Laika's Newest Adventure 'Missing Link' is a Humor-Filled Beauty

Laika continues to make a name for itself, joining the likes of Pixar and Studio Ghibli as one of the most distinctive animated companies in the world. From Coraline to Kubo and the Two Strings and now Missing Link, it maintains its insignia as one of the best working stop motion animation studios there is, and from the looks of it, they're just getting started.

Missing Link is a humor-filled stop motion adventure about identity and acceptance between two eminently opposite characters who met by kooky circumstance. It's hilarious all throughout while boasting an epic animation.


Set in a highly stylized Victorian era patterning European wallpapers and textiles, Sir Lionel Frost, a confident and persevering myths and monsters investigator wants to prove himself as one of the world's most famous. When an unexpected mythical beast aka the 'missing link' named Mr. Link sought his help to find his distant relatives on the other side of the world, he sees this as an opportunity to headline himself as the world's foremost explorer.

Sir Lionel Frost and Mr.
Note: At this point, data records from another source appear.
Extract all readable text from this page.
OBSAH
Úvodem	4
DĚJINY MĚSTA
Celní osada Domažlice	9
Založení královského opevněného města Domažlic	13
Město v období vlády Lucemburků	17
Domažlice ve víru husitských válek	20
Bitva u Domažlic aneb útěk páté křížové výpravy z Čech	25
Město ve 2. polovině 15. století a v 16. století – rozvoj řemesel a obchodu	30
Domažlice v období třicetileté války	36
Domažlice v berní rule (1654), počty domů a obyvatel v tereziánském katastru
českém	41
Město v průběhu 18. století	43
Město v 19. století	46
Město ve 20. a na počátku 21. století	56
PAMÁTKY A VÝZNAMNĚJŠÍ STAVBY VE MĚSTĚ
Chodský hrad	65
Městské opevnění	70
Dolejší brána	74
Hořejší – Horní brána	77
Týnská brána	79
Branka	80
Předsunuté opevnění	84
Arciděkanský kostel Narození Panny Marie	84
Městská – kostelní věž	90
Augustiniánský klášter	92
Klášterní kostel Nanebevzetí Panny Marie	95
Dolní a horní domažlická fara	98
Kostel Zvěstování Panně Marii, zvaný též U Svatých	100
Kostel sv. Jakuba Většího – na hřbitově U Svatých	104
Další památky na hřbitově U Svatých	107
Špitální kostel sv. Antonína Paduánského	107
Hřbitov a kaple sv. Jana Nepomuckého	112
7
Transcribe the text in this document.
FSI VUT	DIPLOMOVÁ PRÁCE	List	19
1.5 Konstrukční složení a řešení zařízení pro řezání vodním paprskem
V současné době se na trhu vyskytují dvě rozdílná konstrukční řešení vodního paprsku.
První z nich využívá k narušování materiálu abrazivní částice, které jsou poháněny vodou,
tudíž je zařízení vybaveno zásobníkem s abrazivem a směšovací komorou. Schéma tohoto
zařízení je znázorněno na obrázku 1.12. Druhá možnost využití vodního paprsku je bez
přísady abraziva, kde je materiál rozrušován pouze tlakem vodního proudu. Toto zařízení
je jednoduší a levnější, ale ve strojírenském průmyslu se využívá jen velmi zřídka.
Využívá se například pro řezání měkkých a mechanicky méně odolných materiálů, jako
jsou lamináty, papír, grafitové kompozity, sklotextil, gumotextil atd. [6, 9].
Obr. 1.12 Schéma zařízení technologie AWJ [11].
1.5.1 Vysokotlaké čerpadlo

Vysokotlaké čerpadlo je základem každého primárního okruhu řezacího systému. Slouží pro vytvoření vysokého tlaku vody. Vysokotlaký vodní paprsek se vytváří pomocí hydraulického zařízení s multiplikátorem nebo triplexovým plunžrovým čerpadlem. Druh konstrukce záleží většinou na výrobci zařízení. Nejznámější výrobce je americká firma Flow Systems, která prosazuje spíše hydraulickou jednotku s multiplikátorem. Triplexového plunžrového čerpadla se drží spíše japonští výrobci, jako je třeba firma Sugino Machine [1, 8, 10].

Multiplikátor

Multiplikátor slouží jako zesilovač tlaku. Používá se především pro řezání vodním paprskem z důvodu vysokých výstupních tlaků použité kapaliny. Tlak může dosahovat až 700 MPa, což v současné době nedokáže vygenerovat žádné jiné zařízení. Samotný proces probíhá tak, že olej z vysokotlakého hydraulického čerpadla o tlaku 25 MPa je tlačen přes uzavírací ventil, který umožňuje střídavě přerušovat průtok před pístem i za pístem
Link are the opposites and their dynamic duo, as familiar as it may be, is nothing short of wit and heart. Sir Lionel is brave and dashing while Mr. Link is naive but instinctive. Pairs with completely different personalities have been done countless times but this one still feels refreshingly blended. Thanks to writer-director Chris Butler's head-scratchingly surprising but hilarious humor, the laugh-out-loud moments come in almost every sequence of the film. It doesn't hurt that one would feel a bit warm and fuzzy by the end of it.


Also noteworthy are the unmistakably animated voices of Hugh Jackman as Frost and Zach Galifianakis as Mr. Link who are both foolproof in the characters they are portraying. Zoe Saldana as Adelina Fortnight, who possesses the only known map to Sir Lionel and Mr. Link's destination, is also fun even with her uniquely strange voice shtick. Emma Thompson as a primitive Elder is also distinctively delightful.

Then again, as fun and as heartwarming Missing Link's story may be, it doesn't go beyond limits and the film's strength truly lies on its incredible stop motion animation with stunning production and costume design. It helps a lot that it showcases several landscapes all over the world--boasting the eternal details of European roofs, to the wondrous leafy elements of old Washington and Northern India, and to the tiled and snowy mountains of the Himalayas--that it's magnificent in every bit of its structure.

The combination of humor and artistry is what makes this film one of my favorite Laikas. Kubo and the Two Strings may be heartfelt and Coraline might be more imaginative, but Missing Link provides more afterthoughts or rather, afterlaughs, even if its low-key in plot.